Less than 50 per cent of the adult population in Nigeria and other emerging economies own a smartphone and women are significantly less likely than men to own a smartphone and use the mobile internet within low and middle-income countries, experts have expressed following the submission of a United Nations (UN) working group: the Broadband Commission Working Group on Smartphone Access.
The implication is that “a third of the global population still cannot or do not access the internet” or leverage the vast social and economic opportunities in intelligent devices including smartphones, the ITU/UNESCO Broadband Commission for Sustainable Development has affirmed.
Both the ITU [International Telecommunications Union] and UNESCO [United Nations Educational, Scientific and Cultural Organization] are institutions of the UN.
But “smartphones are not just consumer goods: they are accelerators for learning, connection and economic activity. But with the cost of a smartphone exceeding 70% of the average monthly income of people living in low and middle-income countries4, enabling access and use to the internet must now become a policy priority for the international community,” said Rabab Fatima, UN High Representative for the Least Developed Countries, Landlocked Developing Countries and Small Island Developing States (UN-OHRLLS),
“Access to the internet, and smartphones, are critical enablers of jobs, education, healthcare, financial services and much more. We need focused partnerships between business, government and civil society to drive smartphone adoption, through the five actions we have identified, to ensure we enable the transformative benefits of internet adoption for billions of people,” said Nick Read, the CEO of Vodafone Group to intensify the urgent need for a united approach to expanding access to millions of people across the world.
The report by the Working Group, ‘Strategies Towards Universal Smartphone Access’, found that limited affordability and availability of smartphones, along with low consumer confidence, in part due to a lack of basic digital skills, are limiting internet adoption.
The Broadband Commission Working Group on Smartphone Access was co-chaired by Read, Houlin Zhao, Secretary General of the ITU, Heidi Schroderus-Fox, and Fatima. The Working Group also included representatives from the governments of Benin and Ghana.
This “report moves the conversation forward by providing detailed case studies on initiatives implemented globally to address the challenges in providing affordable broadband and smartphone access,” said Zhao.
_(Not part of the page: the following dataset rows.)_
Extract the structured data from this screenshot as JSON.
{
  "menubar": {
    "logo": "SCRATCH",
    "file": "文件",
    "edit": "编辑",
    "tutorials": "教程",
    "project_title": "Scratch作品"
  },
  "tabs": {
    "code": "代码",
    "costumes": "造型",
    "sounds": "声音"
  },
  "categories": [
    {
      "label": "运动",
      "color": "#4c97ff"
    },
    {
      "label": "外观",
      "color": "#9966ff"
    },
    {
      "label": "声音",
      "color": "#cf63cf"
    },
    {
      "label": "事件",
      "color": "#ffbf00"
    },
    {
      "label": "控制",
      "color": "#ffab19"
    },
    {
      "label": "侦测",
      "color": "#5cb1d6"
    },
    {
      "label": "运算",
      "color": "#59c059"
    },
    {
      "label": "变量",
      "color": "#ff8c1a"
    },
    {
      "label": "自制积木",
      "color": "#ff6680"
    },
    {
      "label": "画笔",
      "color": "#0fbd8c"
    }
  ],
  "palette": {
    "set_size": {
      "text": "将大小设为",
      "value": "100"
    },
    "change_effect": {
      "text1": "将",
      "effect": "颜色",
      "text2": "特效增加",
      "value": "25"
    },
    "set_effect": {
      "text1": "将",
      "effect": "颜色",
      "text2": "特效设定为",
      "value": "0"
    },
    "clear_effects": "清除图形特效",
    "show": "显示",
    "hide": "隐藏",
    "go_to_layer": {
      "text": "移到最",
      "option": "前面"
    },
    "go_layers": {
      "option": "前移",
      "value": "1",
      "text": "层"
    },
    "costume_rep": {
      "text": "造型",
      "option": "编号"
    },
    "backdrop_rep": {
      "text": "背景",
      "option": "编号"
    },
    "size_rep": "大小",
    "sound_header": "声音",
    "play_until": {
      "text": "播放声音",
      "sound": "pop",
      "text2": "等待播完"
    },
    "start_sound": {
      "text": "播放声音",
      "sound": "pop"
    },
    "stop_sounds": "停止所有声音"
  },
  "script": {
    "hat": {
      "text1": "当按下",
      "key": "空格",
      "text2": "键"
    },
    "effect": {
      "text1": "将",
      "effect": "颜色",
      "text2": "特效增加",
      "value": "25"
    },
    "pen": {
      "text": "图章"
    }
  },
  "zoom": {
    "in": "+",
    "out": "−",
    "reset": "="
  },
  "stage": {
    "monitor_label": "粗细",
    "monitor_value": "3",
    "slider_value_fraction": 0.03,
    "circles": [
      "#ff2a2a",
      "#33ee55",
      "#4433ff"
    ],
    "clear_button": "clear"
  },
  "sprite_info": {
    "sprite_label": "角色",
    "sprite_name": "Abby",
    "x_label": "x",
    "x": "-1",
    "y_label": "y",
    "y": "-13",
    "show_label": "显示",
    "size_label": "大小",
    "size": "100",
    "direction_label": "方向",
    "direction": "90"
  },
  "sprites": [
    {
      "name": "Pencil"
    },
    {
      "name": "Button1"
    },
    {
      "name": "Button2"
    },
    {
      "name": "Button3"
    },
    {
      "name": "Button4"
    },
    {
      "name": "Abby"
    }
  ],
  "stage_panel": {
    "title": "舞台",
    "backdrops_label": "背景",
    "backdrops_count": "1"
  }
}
“This report is just the first step. For the next phase, I would like to invite you to join us to implement the recommended initiatives and the five-point action plan to reduce the device gap for the underserved communities globally, as we move towards building a more inclusive, equitable and sustainable world,” Zhao added.
The Working Group also included representatives from: America Móvil; the government of Benin; the Food and Agriculture Organisation of the UN; the government of Ghana; the GSMA; the International Trade Centre; Intelsat; the International Science Technology and Innovation Centre for South-South Cooperation (ITC); Millicom; Smart Africa; ZTE; and the World Wide Web Foundation.
The lead author of the report was Professor Christopher Yoo, John H. Chestnut Professor of Law, Communication, and Computer & Information Science at the University of Pennsylvania. The report included research from the GSMA, ITU and 19 structured expert interviews, as well as insights from focus groups of entrepreneurs convened by the ITC, and extensive desk research.
The strategies for smartphone adoption build upon the Partner2Connect Digital Coalition which was launched earlier this year by the ITU, in close cooperation with the Office of the Secretary-General’s Envoy on Technology. Partner2Connect is a multi-stakeholder alliance to foster meaningful connectivity and digital transformation globally, with a focus on (but not limited to) the hardest- to-connect communities.
The coalition has so far had 428 pledges with an estimated financial value of US$26.06billion (€26.04billion). Pioneer pledges include Vodafone, through its main African business Vodacom, which will invest US$190 million (€190 million) over the next five years to increase 4G population coverage to an additional 80 million people in Africa.